The only additional requirement for reaching trophy status, Kuhn said, is surviving a few hunting seasons to grow into a trophy.

“This is in the Sandhills, not farm country. That is why we have big mule deer,” Kuhn confirmed. “We are very remote out here. That is where mule deer love to thrive ... in the remote areas.”

Much of the deer hunting in Sheridan County is spot-and-stalk, Kuhn said. The hunter can glass large areas in this mostly treeless terrain, where grassland has remained mostly intact because there is really no other choice. The soil is sandy and the rainfall sparse. Any soil disturbance can quickly evolve into a massive soil erosion problem. The ranchers run cattle and sometimes guide hunters on what typically are high-quality deer hunts.

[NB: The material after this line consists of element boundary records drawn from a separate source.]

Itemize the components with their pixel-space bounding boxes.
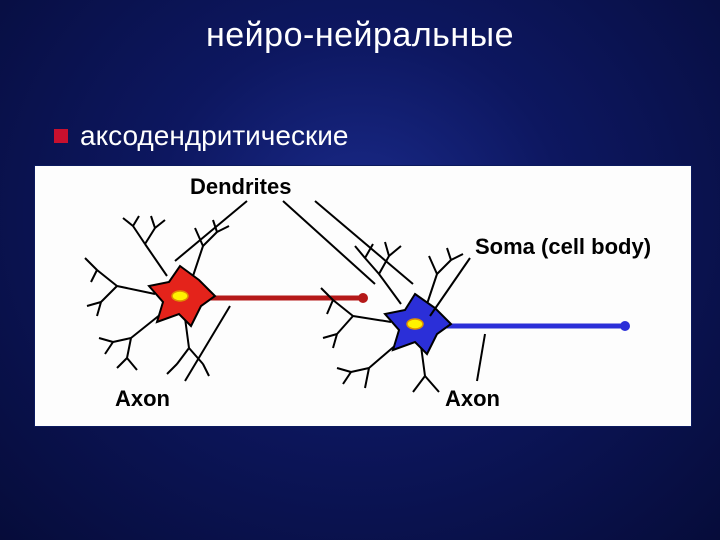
- label-axon-2: Axon: [445, 386, 500, 411]
- label-soma: Soma (cell body): [475, 234, 651, 259]
- neuron-svg: Dendrites Soma (cell body) Axon Axon: [35, 166, 691, 426]
- bullet-icon: [54, 129, 68, 143]
- neuron-right: [321, 242, 630, 392]
- bullet-text: аксодендритические: [80, 120, 348, 152]
- axon-terminal-left: [358, 293, 368, 303]
- axon-terminal-right: [620, 321, 630, 331]
- label-axon-1: Axon: [115, 386, 170, 411]
- bullet-row: аксодендритические: [54, 120, 348, 152]
- label-dendrites: Dendrites: [190, 174, 291, 199]
- callout-lines: [175, 201, 485, 381]
- nucleus-right: [407, 319, 423, 329]
- neuron-diagram: Dendrites Soma (cell body) Axon Axon: [34, 165, 692, 427]
- slide-title: нейро-нейральные: [0, 0, 720, 55]
- nucleus-left: [172, 291, 188, 301]
- slide-root: нейро-нейральные аксодендритические: [0, 0, 720, 540]
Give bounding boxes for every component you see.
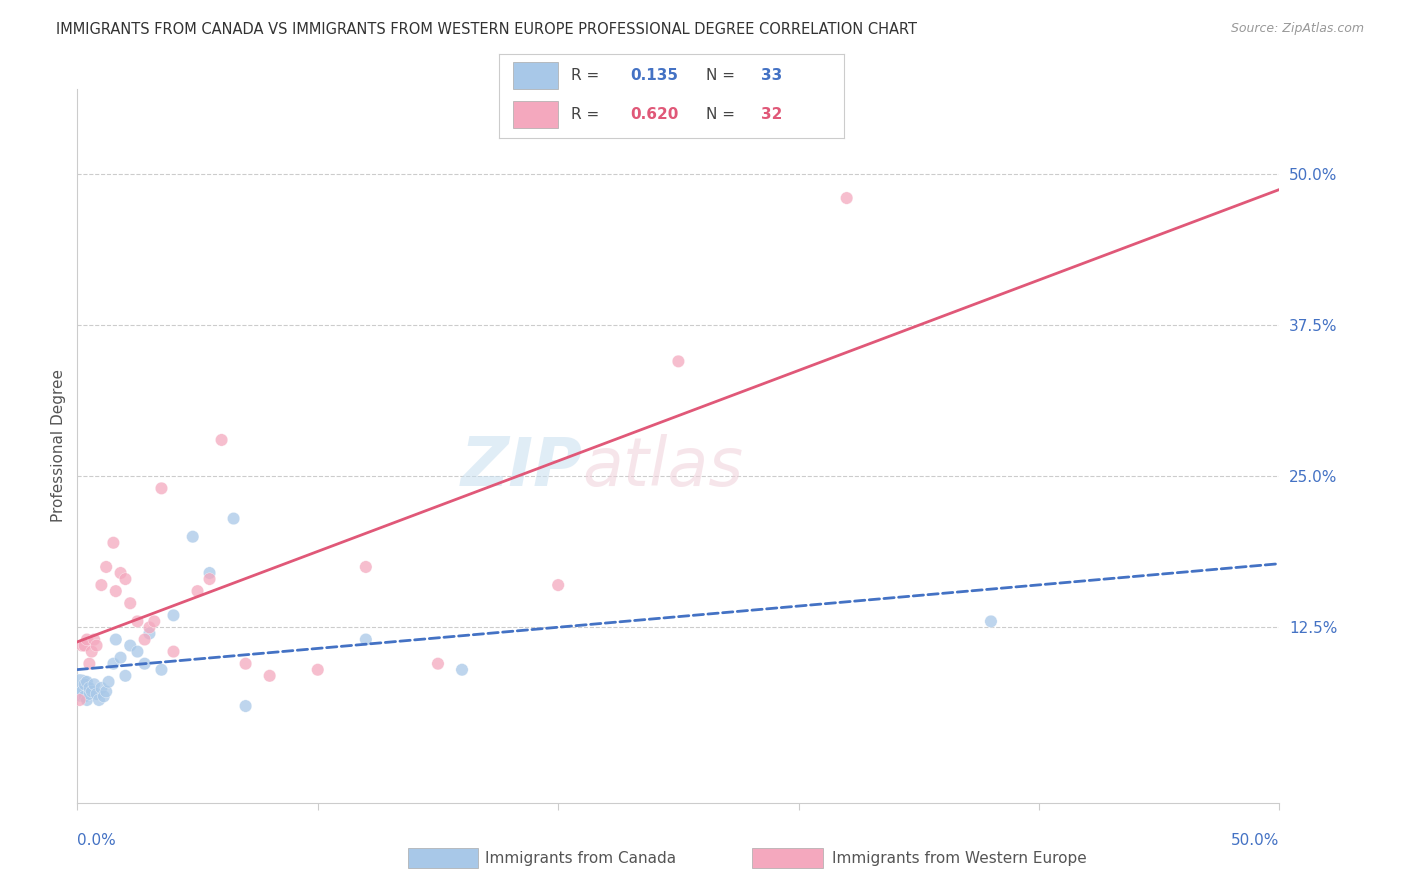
Point — [835, 191, 858, 205]
Point — [198, 572, 221, 586]
Point — [83, 632, 105, 647]
Point — [114, 572, 136, 586]
Point — [86, 639, 108, 653]
Point — [259, 669, 281, 683]
Text: 32: 32 — [761, 107, 782, 122]
Point — [104, 584, 127, 599]
Text: N =: N = — [706, 68, 740, 83]
Point — [127, 645, 149, 659]
Text: R =: R = — [571, 107, 605, 122]
Point — [70, 639, 93, 653]
Point — [93, 690, 115, 704]
Point — [76, 693, 98, 707]
Point — [104, 632, 127, 647]
Point — [80, 645, 103, 659]
Point — [73, 677, 96, 691]
Point — [73, 690, 96, 704]
Point — [69, 693, 91, 707]
Point — [143, 615, 166, 629]
Point — [980, 615, 1002, 629]
Point — [668, 354, 690, 368]
Bar — [513, 101, 558, 128]
Point — [235, 657, 257, 671]
Point — [222, 511, 245, 525]
Point — [427, 657, 450, 671]
Point — [187, 584, 209, 599]
Point — [96, 684, 118, 698]
Point — [150, 481, 173, 495]
Point — [127, 615, 149, 629]
Text: atlas: atlas — [582, 434, 744, 500]
Point — [138, 626, 160, 640]
Text: Immigrants from Western Europe: Immigrants from Western Europe — [832, 851, 1087, 865]
Point — [198, 566, 221, 580]
Point — [235, 699, 257, 714]
Point — [120, 639, 142, 653]
Point — [80, 684, 103, 698]
Point — [114, 669, 136, 683]
Text: Source: ZipAtlas.com: Source: ZipAtlas.com — [1230, 22, 1364, 36]
Text: 0.0%: 0.0% — [77, 833, 117, 848]
Point — [120, 596, 142, 610]
Point — [134, 657, 156, 671]
Point — [87, 693, 110, 707]
Point — [103, 535, 125, 549]
Point — [86, 687, 108, 701]
Point — [354, 632, 377, 647]
Bar — [513, 62, 558, 89]
Text: Immigrants from Canada: Immigrants from Canada — [485, 851, 676, 865]
Point — [162, 608, 184, 623]
Point — [69, 681, 91, 695]
Point — [150, 663, 173, 677]
Point — [211, 433, 233, 447]
Point — [181, 530, 204, 544]
Point — [79, 657, 101, 671]
Point — [354, 560, 377, 574]
Point — [73, 639, 96, 653]
Text: 50.0%: 50.0% — [1232, 833, 1279, 848]
Point — [162, 645, 184, 659]
Point — [134, 632, 156, 647]
Text: 33: 33 — [761, 68, 782, 83]
Point — [83, 677, 105, 691]
Point — [451, 663, 474, 677]
Point — [103, 657, 125, 671]
Point — [70, 684, 93, 698]
Point — [76, 674, 98, 689]
Text: R =: R = — [571, 68, 605, 83]
Point — [97, 674, 120, 689]
Text: N =: N = — [706, 107, 740, 122]
Point — [90, 681, 112, 695]
Y-axis label: Professional Degree: Professional Degree — [51, 369, 66, 523]
Point — [79, 681, 101, 695]
Point — [547, 578, 569, 592]
Text: 0.620: 0.620 — [630, 107, 679, 122]
Point — [110, 650, 132, 665]
Point — [110, 566, 132, 580]
Text: 0.135: 0.135 — [630, 68, 678, 83]
Text: ZIP: ZIP — [460, 434, 582, 500]
Point — [138, 620, 160, 634]
Point — [96, 560, 118, 574]
Point — [79, 687, 101, 701]
Point — [76, 632, 98, 647]
Text: IMMIGRANTS FROM CANADA VS IMMIGRANTS FROM WESTERN EUROPE PROFESSIONAL DEGREE COR: IMMIGRANTS FROM CANADA VS IMMIGRANTS FRO… — [56, 22, 917, 37]
Point — [90, 578, 112, 592]
Point — [307, 663, 329, 677]
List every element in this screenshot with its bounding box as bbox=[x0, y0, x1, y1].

Kuhn and Johnson were out very early in the morning, sitting in a good spot before first light.

“We got up early in the morning to sit and watch the sun come up and glass,” Kuhn remembered. “This particular morning, we were up high, and it was actually really foggy out. We had to wait for the fog to lift. We knew the area the (buck) was running in. We run a lot of game cameras. We knew he was in the area. We had seen him.”

Then, the sun bored down, and the fog burned away.

“Lo and behold, he was only about 450 yards from where we were sitting,” Kuhn said, “but we still waited an additional half-hour for the fog to clear.”

A successful stalk resulted in a 150-yard killing shot by Johnson.

“TrophyBucks”

KANSAS

Chautauqua County Whitetail

Hunter: Rusty Hernandez

Year killed: 2017

Score: 187 inches

Method: Firearm

The rolling hills of southeast Kansas is now considered one of the best trophy-deer areas in the Great Plains. That entire part of the state swarms with small farms, mixed crop and pasture lands interspersed with woodlands and a lot of whitetail deer.

It’s edge-cover hunting, and it’s good, especially where Rusty Hernandez of West Palm Beach, Florida, bagged a whitetail scoring 187 inches. Perhaps, the most interesting thing is, many more trophy bucks like that roam the rural areas here.

Jeff Brondige with Hickory Creek Outfitters in Howard guided the hunt. He said he already knew the deer. A year earlier, a hunter winged it with an arrow that struck its shoulder and mostly bounced off the shoulder blade.

“We get a lot of archery-wounded deer over the years, especially from a shoulder-blade hit,” Brondige pointed out. “It doesn’t get much penetration. It just cuts through some skin and hardly any muscle, or body cavity; so, it is, more or less, a flesh wound. They usually recover from it, more often than not.”

But this big buck was finally bagged during the firearms season last December.

Southeast Kansas gradually folds into the Flint Hills, that run from north to south across Kansas, crossing Cowley and Chautauqua counties before entering northern Oklahoma. These are mostly intact grasslands with topsoil so shallow, plowing for crop fields has never worked … fortunately. The environment takes on some of the characteristics of an Eastern woodland forest. Eleven species of oak trees grow here, and both deer and wild turkeys eat themselves to a gluttonous fatness on acorns that litter the ground.  The deer put on big antlers.

Hernandez got his shot when the buck just walked by, oblivious, he said. “The deer walked through chasing the does,” remembers Hernandez. “He just gave me the opportunity.”

And the deer are fattening up once again on the acorns this fall.